Wenn man die Sowjetunion und die anderen realsozialistischen Staaten, objektiv betrachtet, haben sie die Anforderungen einer sozialiatischen Gesellschaft nicht erfüllt. Rätedemokratie und Kollektivierung von Produktions- und Hausarbeit wurden in der Sowjetunion nach wenigen Jahren zurückgenommen und anderswo gar nicht erst eingeführt; es herrschte eine elitäre Clique von Parteibürokraten; Unterdrückung der Bevölkerung, Nationalismus und Marktmechanismen kehrten wieder zurück. Auch wenn Tito, Mao und Hoxha früher oder später mit der Sowjetunion brachen, behielten sie dennoch ähnliche Machtsysteme.

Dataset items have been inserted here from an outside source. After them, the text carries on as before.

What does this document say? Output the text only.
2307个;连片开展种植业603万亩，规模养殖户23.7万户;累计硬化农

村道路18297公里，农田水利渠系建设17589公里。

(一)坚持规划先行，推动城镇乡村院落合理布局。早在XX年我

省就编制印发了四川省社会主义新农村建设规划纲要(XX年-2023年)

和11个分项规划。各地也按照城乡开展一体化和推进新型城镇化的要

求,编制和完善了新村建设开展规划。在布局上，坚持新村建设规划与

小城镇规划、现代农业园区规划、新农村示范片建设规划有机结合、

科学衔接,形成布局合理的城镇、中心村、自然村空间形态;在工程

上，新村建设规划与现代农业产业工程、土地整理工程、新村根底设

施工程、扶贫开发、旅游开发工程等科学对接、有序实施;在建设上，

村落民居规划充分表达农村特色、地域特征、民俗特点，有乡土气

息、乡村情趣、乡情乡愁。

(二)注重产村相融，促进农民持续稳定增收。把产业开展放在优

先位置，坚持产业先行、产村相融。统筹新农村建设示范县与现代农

Trotz alledem zeigen diese Staaten auch die Vorteile einer Planwirtschaft. Verglichen mit kapitalistischen Ländern auf dem gleichen Entwicklungsstand zeigten realsozialistische Länder nahezu durchwegs ein höheres Wirtschaftawachstum, bessere Versorgung und Sicherungssysteme und einen höheren Lebensstandard, und obwohl sich der Relsozialismus in einigen der unterentwickelsten Regionen der Welt etablierte, hatte die Sowjetunion von allen Allierten den größten Anteil am Sieg über Nazideutschland und konnte im Kalten Krieg mit dem westlichen Machtblock in Sachen Wirtschaft, Technik und Wissenschaft mehr als mithalten.

Mir ist kein Beispiel bekannt, wo man hätte sagen können: das war ein Erfolgsmodell.

Kommunistische Systeme waren immer gleichbedeutend mit Miss- und Mangelwirtschaft, Zwang und Repression.